Lopatkina and Vishneva dance beautifully, but the choice to highlight their talents to the same extent as Plisetskaya’s had a mixed effect. It could reasonably be seen as a power grab by the Mariinsky, consistently in competition with the Bolshoi. By laying claim to the legacy of one of the latter’s most famous representatives, the former might be attempting to position itself as the preeminent Russian ballet. While honoring Plisetskaya, the Mariinsky could also be perceived as trying to push her into the past more quickly.
Judging from the audience’s rapt reaction to the last piece of the opening evening’s programming, it doesn’t seem as though Plisetskaya is likely to be seen as a relic any time soon. The night closed with a video of Plisetskaya, nearly 50 but looking 30, dancing Maurice Béjart’s choreography to Ravel’s “Bolero” played live by the Mariinsky’s orchestra.
In the video, Plisetskaya dances barefoot on a raised platform. She is dressed simply in a light leotard and black pants. Her hair is tied back loosely. As the music begins, the steady drill of a drum accompanied by a light, reedy melody, she stands half in shadow, her face obscured. She raises her right arm, hand angled downwards, draws it above her head, then guides it back down along her body. The same action, again, this time with the left arm. Then, fully in the light, face stoic, both arms at once. It is a movement a child might come up with in play, yet it transfixes.
As “Bolero” continues, Plisetskaya rocks rhythmically from foot to foot, contorting her upper body. She slinks around the platform, luxuriating in each movement. A cast of 40 male dancers seated on the stage below comes to life to dance exultantly around her. Her expression transforms from stoic to ecstatic.

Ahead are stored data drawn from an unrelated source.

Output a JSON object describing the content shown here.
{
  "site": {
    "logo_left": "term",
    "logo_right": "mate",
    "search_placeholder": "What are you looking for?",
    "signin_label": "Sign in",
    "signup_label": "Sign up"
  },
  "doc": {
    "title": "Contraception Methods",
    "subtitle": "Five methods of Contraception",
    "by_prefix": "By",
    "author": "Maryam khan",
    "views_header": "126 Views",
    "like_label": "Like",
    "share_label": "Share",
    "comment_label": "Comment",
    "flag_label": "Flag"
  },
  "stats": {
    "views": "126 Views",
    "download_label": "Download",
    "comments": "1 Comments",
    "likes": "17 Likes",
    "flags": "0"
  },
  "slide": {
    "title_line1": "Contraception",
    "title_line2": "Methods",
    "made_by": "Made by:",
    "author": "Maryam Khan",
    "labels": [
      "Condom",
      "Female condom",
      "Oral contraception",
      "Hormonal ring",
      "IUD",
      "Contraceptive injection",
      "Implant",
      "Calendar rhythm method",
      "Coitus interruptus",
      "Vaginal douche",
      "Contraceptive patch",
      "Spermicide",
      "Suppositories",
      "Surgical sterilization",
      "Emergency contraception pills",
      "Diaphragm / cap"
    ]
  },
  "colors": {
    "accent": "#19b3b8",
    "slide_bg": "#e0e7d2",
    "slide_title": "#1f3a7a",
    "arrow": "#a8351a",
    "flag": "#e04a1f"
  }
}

While the dance bears clear similarities to classical ballet, it still seems profoundly new, unbounded in a unique way. It’s clear that this is where Plisetskaya found her artistic home, in the uncharted land on the outskirts of ballet. She was a ballerina for the modern era who spent most of her career straining for the freedom to pursue a new kind of dance she loved.
It was difficult, and toward the end of her life, she acknowledged just how difficult it had been to continue that pursuit, and how much further she might have taken it under different circumstances.

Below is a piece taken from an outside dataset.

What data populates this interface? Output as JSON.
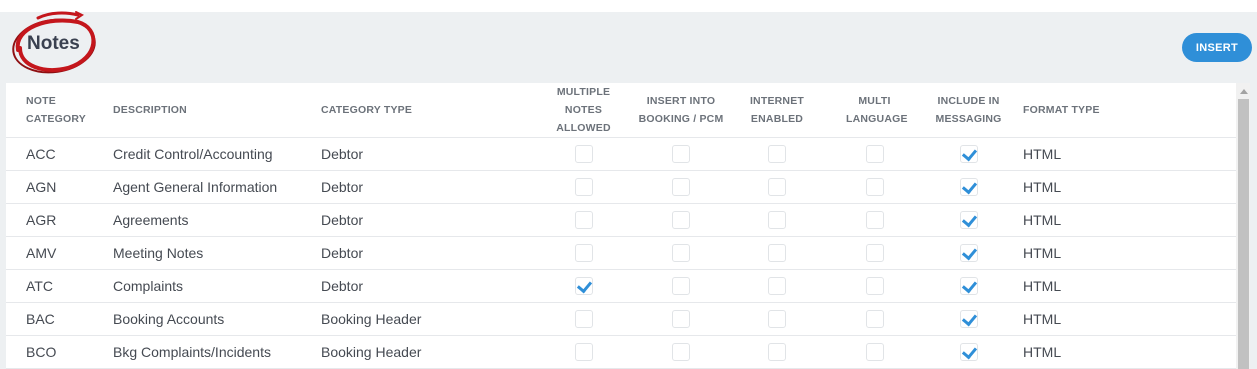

“I danced all of classical ballet and dreamed of something new,” she said to reporters during her 80th birthday celebration, noted The New York Times in its 2015 obituary. “In my time, it was impossible.”
Yet even as the Mariinsky repurposes her work, she continues to conquer.
In the last moments of “Bolero,” Plisetskaya kneels on the stage, smile wild, drawing her arms back and forth, beckoning the audience to her. She is magnetic and she knows it, there in the spotlight, defying the dictums of the ballet that trained her, the impositions of the state that tried to tame her, the staid cultural mindset that declares a woman of 50 too old to dance, too old to command, too old to entice. The audience at BAM emerged from the hall as if under a spell. It seemed that each one of them, in his or her own way, could imagine that thrill.